BARTIN -
Mimar olmayı hedeflerken üniversite tercihini yapacağı gün sahiplendiği köpeği ölen Orhun Kabasakal, veteriner olmaya karar vererek 2 yıldır hayvanları tedavi ederek köpeğinin anısını yaşatıyor.
Bartın'da yaşayan 26 yaşındaki Kabasakal, kuzeninden etkilenerek ilkokul yıllarından itibaren mimar olmayı hedefledi.
Babasının 7 yıl önce sokakta bulduğu yavru köpeği sahiplenen Kabasakal, vaktinin büyük kısmını geçirdiği "Daisy" isimli köpeğe bağlandı.
Liseden 2012'de mezun olan Kabasakal, üniversite tercihi yapacağı gün köpeğini kanlı ishal hastalığından kaybetti.
Köpeğinin ölümünden derinden etkilenen Kabakasal, yıllardır hayalini kurduğu mimarlık tercihinden vazgeçip veteriner olmaya karar vererek, tüm tercihlerini veterinerlik fakültelerinden yana kullandı.
Kazandığı Samsun 19 Mayıs Üniversitesi Veterinerlik Fakültesinden 2016'da mezun olan Kabasakal, çeşitli hayvan hastanelerinde çalıştıktan sonra açtığı klinikte ölen köpeğinin anısını yaşatıyor.
"Küçükken köpeklerden korkardım"
Kabasakal, AA muhabirine yaptığı açıklamada, küçüklüğünde hayvanlara karşı özel bir ilgisi olmadığını hatta köpeklerden korkan biri olduğunu söyledi.
Mimar olmayı hayal ederken üniversite tercihi yapacağı gün köpeğini kanlı ishal hastalığından kaybetmesiyle meslek seçiminin değiştiğini dile getiren Kabasakal, "Köpeğim kucağımda can verdi. Son gözyaşı damlasını o kadar yüreğimde hissettim ve üzüldüm ki... O gün üniversite tercihi için son gündü. Köpeğimin öldüğü gün mimarlık hedefimden vazgeçtim ve veteriner hekim olmaya karar verdim. 13 tercihimi de sadece veteriner fakültelerinden yana kullandım ve Samsun 19 Mayıs Üniversitesi Veterinerlik Fakültesini kazandım." diye konuştu.

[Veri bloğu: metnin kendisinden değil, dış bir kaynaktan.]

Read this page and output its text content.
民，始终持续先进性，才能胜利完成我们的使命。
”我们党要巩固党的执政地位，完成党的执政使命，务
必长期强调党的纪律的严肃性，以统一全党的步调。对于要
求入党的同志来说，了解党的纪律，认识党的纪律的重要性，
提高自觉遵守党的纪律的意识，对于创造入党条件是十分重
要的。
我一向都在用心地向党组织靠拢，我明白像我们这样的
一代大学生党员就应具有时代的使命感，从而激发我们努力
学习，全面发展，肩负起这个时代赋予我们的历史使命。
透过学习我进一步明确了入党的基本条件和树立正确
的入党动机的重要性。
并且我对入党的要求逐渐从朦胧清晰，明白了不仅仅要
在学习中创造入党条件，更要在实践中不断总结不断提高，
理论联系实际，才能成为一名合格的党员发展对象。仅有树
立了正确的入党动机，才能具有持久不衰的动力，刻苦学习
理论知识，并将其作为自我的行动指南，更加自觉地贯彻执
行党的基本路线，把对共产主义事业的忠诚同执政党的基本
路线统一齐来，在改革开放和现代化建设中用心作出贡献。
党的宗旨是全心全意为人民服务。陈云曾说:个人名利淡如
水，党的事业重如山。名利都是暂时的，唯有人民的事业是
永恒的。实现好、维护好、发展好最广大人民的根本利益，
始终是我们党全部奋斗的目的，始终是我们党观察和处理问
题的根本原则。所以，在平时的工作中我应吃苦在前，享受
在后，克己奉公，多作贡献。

"O köpek hayatımı çok değiştirdi"
Kabasakal, zor bir bölümde okuduğunu ve derslerde en zorlandığı zamanlarda kaybettiği köpeğinin gözünün önüne geldiğini anlatarak, şöyle devam etti:
"Kaybettiğim köpeğime olan bağlılığımla azimle çalıştım ve fakülteyi 5. olarak bitirdim. Hayvanları çok seviyorum. O köpek hayatımı çok değiştirdi, çok etkiledi. O yaşıma kadar hayvanlarla ilgilenmezdim ama bu köpek beni çok etkiledi hatta gök gürleyen bir gece korktuğu için onunla kulübede yatmıştım. O canın gitmesi, gözümün önünden hiç gitmedi. Veteriner olduktan sonra da o olay nedeniyle kanlı ishal olan hayvanlara ayrı bir özen gösteriyorum. Kanlı ishal vakalarına karşı da kendimi yetiştirdim, çok sayıda makale okudum. Tehlikeli bir hastalık. 'Daisy' sayesinde o hastalığa karşı özel bir ilgim oldu. Şu anda da kendime ait bir veteriner kliniği sahibiyim ve bunu ölen köpeğime borçluyum. Bir yavru köpeğin hayatımı değiştirmesine ben de inanmakta güçlük çekiyorum."
Anne Güldane Kabasakal da oğlunun küçükken hayvanlara karşı ilgisinin olmadığını dile getirerek, "Köpeği öldükten sonra veteriner olacağını bize hiç söylemedi. İçinde yaşamış. Daha sonra öğrendiğimizde de çok duygulandık ve kararını destekledik." ifadelerini kullandı.